The legislation also establishes an endowment for America’s national parks housed at the National Park Foundation. An endowment would help ensure long-term support for these special places and the work of the National Park Service. As the non-partisan, Congressionally-chartered, non-profit partner of the National Park Service, the National Park Foundation is perfectly suited to house and manage this endowment.
As America celebrates the Centennial of the National Park Service, I can think of no better way to commit to an even stronger second century than a structured system of financial investment that will support key programs and projects throughout the National Park System.
Housing the endowment at the National Park Foundation would allow us to raise private funds to further grow its value, and realize a strong rate of return to the direct benefit of our nation’s national parks.
Additionally there is mandatory funding to tackle the maintenance backlog – more than half of which is comprised of deteriorating park roads and bridges. As millions of new visitors experience the parks for the first time, this funding will help ensure a positive experience and deeper engagement and stewardship of these incredible places.

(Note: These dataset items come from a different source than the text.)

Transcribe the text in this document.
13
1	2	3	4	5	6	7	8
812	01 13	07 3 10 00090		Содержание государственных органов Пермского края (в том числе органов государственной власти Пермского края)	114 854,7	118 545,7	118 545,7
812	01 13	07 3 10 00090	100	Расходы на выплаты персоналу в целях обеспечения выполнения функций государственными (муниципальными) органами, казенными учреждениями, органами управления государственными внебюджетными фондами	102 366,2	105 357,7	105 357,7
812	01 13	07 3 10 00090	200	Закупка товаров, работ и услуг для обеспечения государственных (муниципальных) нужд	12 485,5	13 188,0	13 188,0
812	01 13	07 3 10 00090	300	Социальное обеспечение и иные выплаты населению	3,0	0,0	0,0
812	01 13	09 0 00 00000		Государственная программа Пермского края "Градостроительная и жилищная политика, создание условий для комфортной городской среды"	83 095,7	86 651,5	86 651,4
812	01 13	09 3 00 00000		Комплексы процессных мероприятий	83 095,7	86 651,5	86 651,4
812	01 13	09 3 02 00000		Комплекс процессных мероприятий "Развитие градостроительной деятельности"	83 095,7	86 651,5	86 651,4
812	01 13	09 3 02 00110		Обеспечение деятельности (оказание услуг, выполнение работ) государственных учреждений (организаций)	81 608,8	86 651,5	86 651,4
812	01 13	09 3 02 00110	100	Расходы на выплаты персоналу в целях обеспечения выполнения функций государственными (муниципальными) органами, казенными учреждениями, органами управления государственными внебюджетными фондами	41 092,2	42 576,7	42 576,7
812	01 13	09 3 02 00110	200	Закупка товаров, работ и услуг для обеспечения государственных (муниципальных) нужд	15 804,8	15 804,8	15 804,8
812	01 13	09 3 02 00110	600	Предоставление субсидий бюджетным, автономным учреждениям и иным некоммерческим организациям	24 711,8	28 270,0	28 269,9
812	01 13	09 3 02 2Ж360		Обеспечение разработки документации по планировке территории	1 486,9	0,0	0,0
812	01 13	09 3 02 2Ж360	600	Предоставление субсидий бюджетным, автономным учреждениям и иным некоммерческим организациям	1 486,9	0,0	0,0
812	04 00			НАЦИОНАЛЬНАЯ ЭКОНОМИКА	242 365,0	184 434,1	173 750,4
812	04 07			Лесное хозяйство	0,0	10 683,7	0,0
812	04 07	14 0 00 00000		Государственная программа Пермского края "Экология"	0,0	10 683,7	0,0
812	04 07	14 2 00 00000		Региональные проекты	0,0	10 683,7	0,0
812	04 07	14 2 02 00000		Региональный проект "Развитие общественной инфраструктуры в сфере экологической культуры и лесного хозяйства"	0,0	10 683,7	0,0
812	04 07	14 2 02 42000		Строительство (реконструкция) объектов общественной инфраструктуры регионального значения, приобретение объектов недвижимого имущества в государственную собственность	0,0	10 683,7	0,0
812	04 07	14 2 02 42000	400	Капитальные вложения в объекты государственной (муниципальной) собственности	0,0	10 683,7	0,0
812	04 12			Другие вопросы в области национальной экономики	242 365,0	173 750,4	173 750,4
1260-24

These funding sources are essential to supplement annual Congressional appropriations and fees, not to supplant the existing support channels. To ensure the strongest future for America’s national parks, Congressional appropriations, fees from park visitors, the Centennial Challenge, an endowment, private philanthropy, corporate partnerships, and dedicated funding for the maintenance backlog are critical components to a viable 2nd century.
Additionally, this legislation contains a provision to alter the National Park Foundation charter to change the structure of our Board of Directors and authorize annual appropriations to be used on projects and programs across the national parks. These internal changes will bring the structure of our Board in line with our sister foundation, the National Fish and Wildlife Foundation.
The national parks mean different things to different people, but their inherent worth is indisputable. We are proud to support the parks and their unique programs and are optimistic that Congress will choose to support a vital, secure future for them.